Die gemeinsame Erklärung wurde bei einem Treffen der EU-Außenminister in Luxemburg verabschiedet. Obama lobte das Abkommen. "Es gibt uns die Möglichkeit, einen dauerhaften, internationalen rechtlichen Rahmen zum Umgang mit Terrorismus zu schaffen, der auf beiden Seiten des Atlantiks sehr wichtig ist", sagte er.
Der italienische Außenminister Franco Frattini hatte bereits im Mai erklärt, Italien prüfe eine US-Anfrage zur Aufnahme von zwei Tunesiern. Bereitschaft zur Aufnahme ehemaliger Guantanamo-Insassen haben auch die EU-Staaten Spanien, Portugal und Belgien signalisiert. Großbritannien hat nach Angaben der EU-Kommission in den vergangenen Jahren bereits 14 und Frankreich sieben ehemalige Gefangene aufgenommen, Belgien zwei. Nach Deutschland kam bislang nur der in Bremen aufgewachsene Türke Murat Kurnaz.
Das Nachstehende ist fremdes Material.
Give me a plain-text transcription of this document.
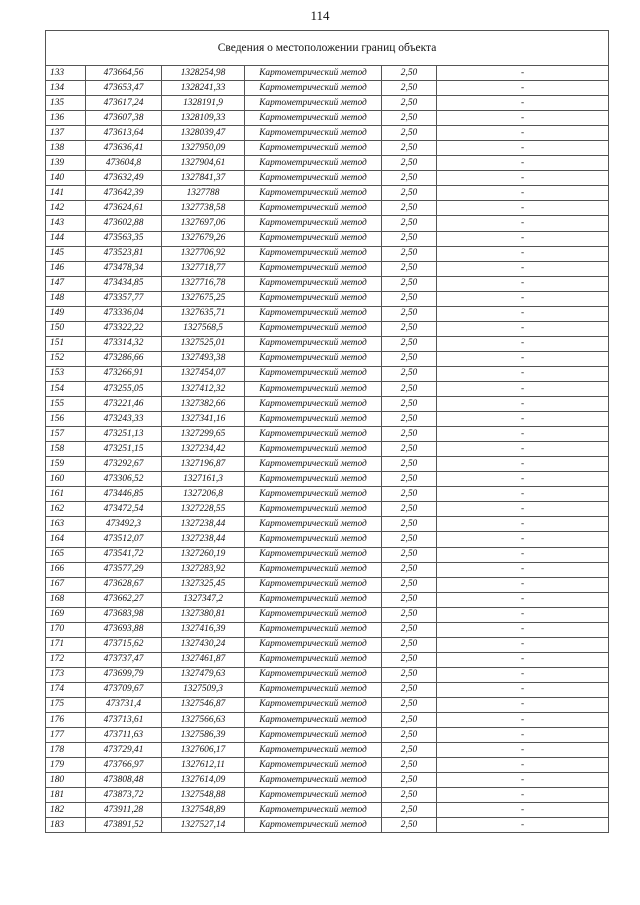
114
Сведения о местоположении границ объекта					
133	473664,56	1328254,98	Картометрический метод	2,50	-
134	473653,47	1328241,33	Картометрический метод	2,50	-
135	473617,24	1328191,9	Картометрический метод	2,50	-
136	473607,38	1328109,33	Картометрический метод	2,50	-
137	473613,64	1328039,47	Картометрический метод	2,50	-
138	473636,41	1327950,09	Картометрический метод	2,50	-
139	473604,8	1327904,61	Картометрический метод	2,50	-
140	473632,49	1327841,37	Картометрический метод	2,50	-
141	473642,39	1327788	Картометрический метод	2,50	-
142	473624,61	1327738,58	Картометрический метод	2,50	-
143	473602,88	1327697,06	Картометрический метод	2,50	-
144	473563,35	1327679,26	Картометрический метод	2,50	-
145	473523,81	1327706,92	Картометрический метод	2,50	-
146	473478,34	1327718,77	Картометрический метод	2,50	-
147	473434,85	1327716,78	Картометрический метод	2,50	-
148	473357,77	1327675,25	Картометрический метод	2,50	-
149	473336,04	1327635,71	Картометрический метод	2,50	-
150	473322,22	1327568,5	Картометрический метод	2,50	-
151	473314,32	1327525,01	Картометрический метод	2,50	-
152	473286,66	1327493,38	Картометрический метод	2,50	-
153	473266,91	1327454,07	Картометрический метод	2,50	-
154	473255,05	1327412,32	Картометрический метод	2,50	-
155	473221,46	1327382,66	Картометрический метод	2,50	-
156	473243,33	1327341,16	Картометрический метод	2,50	-
157	473251,13	1327299,65	Картометрический метод	2,50	-
158	473251,15	1327234,42	Картометрический метод	2,50	-
159	473292,67	1327196,87	Картометрический метод	2,50	-
160	473306,52	1327161,3	Картометрический метод	2,50	-
161	473446,85	1327206,8	Картометрический метод	2,50	-
162	473472,54	1327228,55	Картометрический метод	2,50	-
163	473492,3	1327238,44	Картометрический метод	2,50	-
164	473512,07	1327238,44	Картометрический метод	2,50	-
165	473541,72	1327260,19	Картометрический метод	2,50	-
166	473577,29	1327283,92	Картометрический метод	2,50	-
167	473628,67	1327325,45	Картометрический метод	2,50	-
168	473662,27	1327347,2	Картометрический метод	2,50	-
169	473683,98	1327380,81	Картометрический метод	2,50	-
170	473693,88	1327416,39	Картометрический метод	2,50	-
171	473715,62	1327430,24	Картометрический метод	2,50	-
172	473737,47	1327461,87	Картометрический метод	2,50	-
173	473699,79	1327479,63	Картометрический метод	2,50	-
174	473709,67	1327509,3	Картометрический метод	2,50	-
175	473731,4	1327546,87	Картометрический метод	2,50	-
176	473713,61	1327566,63	Картометрический метод	2,50	-
177	473711,63	1327586,39	Картометрический метод	2,50	-
178	473729,41	1327606,17	Картометрический метод	2,50	-
179	473766,97	1327612,11	Картометрический метод	2,50	-
180	473808,48	1327614,09	Картометрический метод	2,50	-
181	473873,72	1327548,88	Картометрический метод	2,50	-
182	473911,28	1327548,89	Картометрический метод	2,50	-
183	473891,52	1327527,14	Картометрический метод	2,50	-
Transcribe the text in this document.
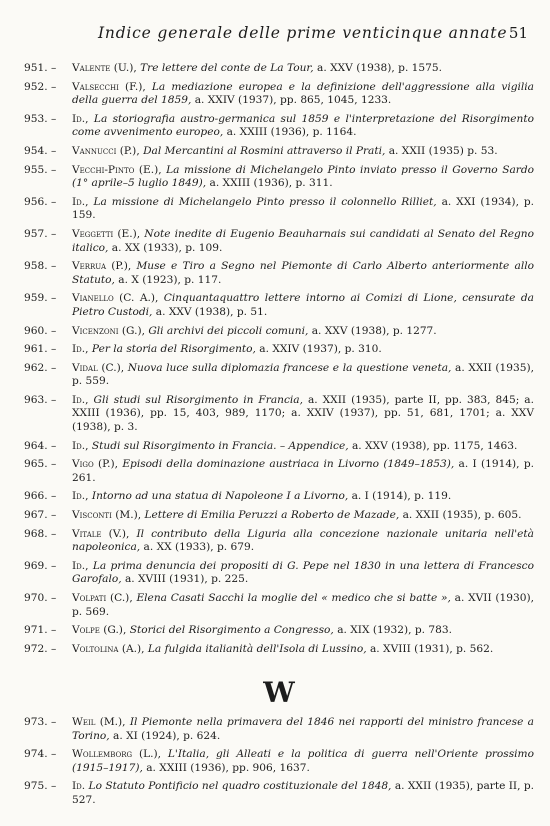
Indice generale delle prime venticinque annate 51
951. –	Valente (U.), Tre lettere del conte de La Tour, a. XXV (1938), p. 1575.
952. –	Valsecchi (F.), La mediazione europea e la definizione dell'aggressione alla vigilia della guerra del 1859, a. XXIV (1937), pp. 865, 1045, 1233.
953. –	Id., La storiografia austro-germanica sul 1859 e l'interpretazione del Risorgimento come avvenimento europeo, a. XXIII (1936), p. 1164.
954. –	Vannucci (P.), Dal Mercantini al Rosmini attraverso il Prati, a. XXII (1935) p. 53.
955. –	Vecchi-Pinto (E.), La missione di Michelangelo Pinto inviato presso il Governo Sardo (1° aprile–5 luglio 1849), a. XXIII (1936), p. 311.
956. –	Id., La missione di Michelangelo Pinto presso il colonnello Rilliet, a. XXI (1934), p. 159.
957. –	Veggetti (E.), Note inedite di Eugenio Beauharnais sui candidati al Senato del Regno italico, a. XX (1933), p. 109.
958. –	Verrua (P.), Muse e Tiro a Segno nel Piemonte di Carlo Alberto anteriormente allo Statuto, a. X (1923), p. 117.
959. –	Vianello (C. A.), Cinquantaquattro lettere intorno ai Comizi di Lione, censurate da Pietro Custodi, a. XXV (1938), p. 51.
960. –	Vicenzoni (G.), Gli archivi dei piccoli comuni, a. XXV (1938), p. 1277.
961. –	Id., Per la storia del Risorgimento, a. XXIV (1937), p. 310.
962. –	Vidal (C.), Nuova luce sulla diplomazia francese e la questione veneta, a. XXII (1935), p. 559.
963. –	Id., Gli studi sul Risorgimento in Francia, a. XXII (1935), parte II, pp. 383, 845; a. XXIII (1936), pp. 15, 403, 989, 1170; a. XXIV (1937), pp. 51, 681, 1701; a. XXV (1938), p. 3.
964. –	Id., Studi sul Risorgimento in Francia. – Appendice, a. XXV (1938), pp. 1175, 1463.
965. –	Vigo (P.), Episodi della dominazione austriaca in Livorno (1849–1853), a. I (1914), p. 261.
966. –	Id., Intorno ad una statua di Napoleone I a Livorno, a. I (1914), p. 119.
967. –	Visconti (M.), Lettere di Emilia Peruzzi a Roberto de Mazade, a. XXII (1935), p. 605.
968. –	Vitale (V.), Il contributo della Liguria alla concezione nazionale unitaria nell'età napoleonica, a. XX (1933), p. 679.
969. –	Id., La prima denuncia dei propositi di G. Pepe nel 1830 in una lettera di Francesco Garofalo, a. XVIII (1931), p. 225.
970. –	Volpati (C.), Elena Casati Sacchi la moglie del « medico che si batte », a. XVII (1930), p. 569.
971. –	Volpe (G.), Storici del Risorgimento a Congresso, a. XIX (1932), p. 783.
972. –	Voltolina (A.), La fulgida italianità dell'Isola di Lussino, a. XVIII (1931), p. 562.
W
973. –	Weil (M.), Il Piemonte nella primavera del 1846 nei rapporti del ministro francese a Torino, a. XI (1924), p. 624.
974. –	Wollemborg (L.), L'Italia, gli Alleati e la politica di guerra nell'Oriente prossimo (1915–1917), a. XXIII (1936), pp. 906, 1637.
975. –	Id. Lo Statuto Pontificio nel quadro costituzionale del 1848, a. XXII (1935), parte II, p. 527.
Die USA hatten vorige Woche vier Männer von der Volksgruppe der Uiguren, die aus China stammen, auf die Bermudas gebracht, einen Insassen in den Tschad und einen in den Irak. Ein weiterer Gefangener wurde nach New York überstellt, wo ihm als erstem Guantanamo-Häftling vor einem Zivilgericht der Prozess gemacht werden soll. Damit befinden sich laut US-Medien noch rund 230 Häftlinge in dem Lager.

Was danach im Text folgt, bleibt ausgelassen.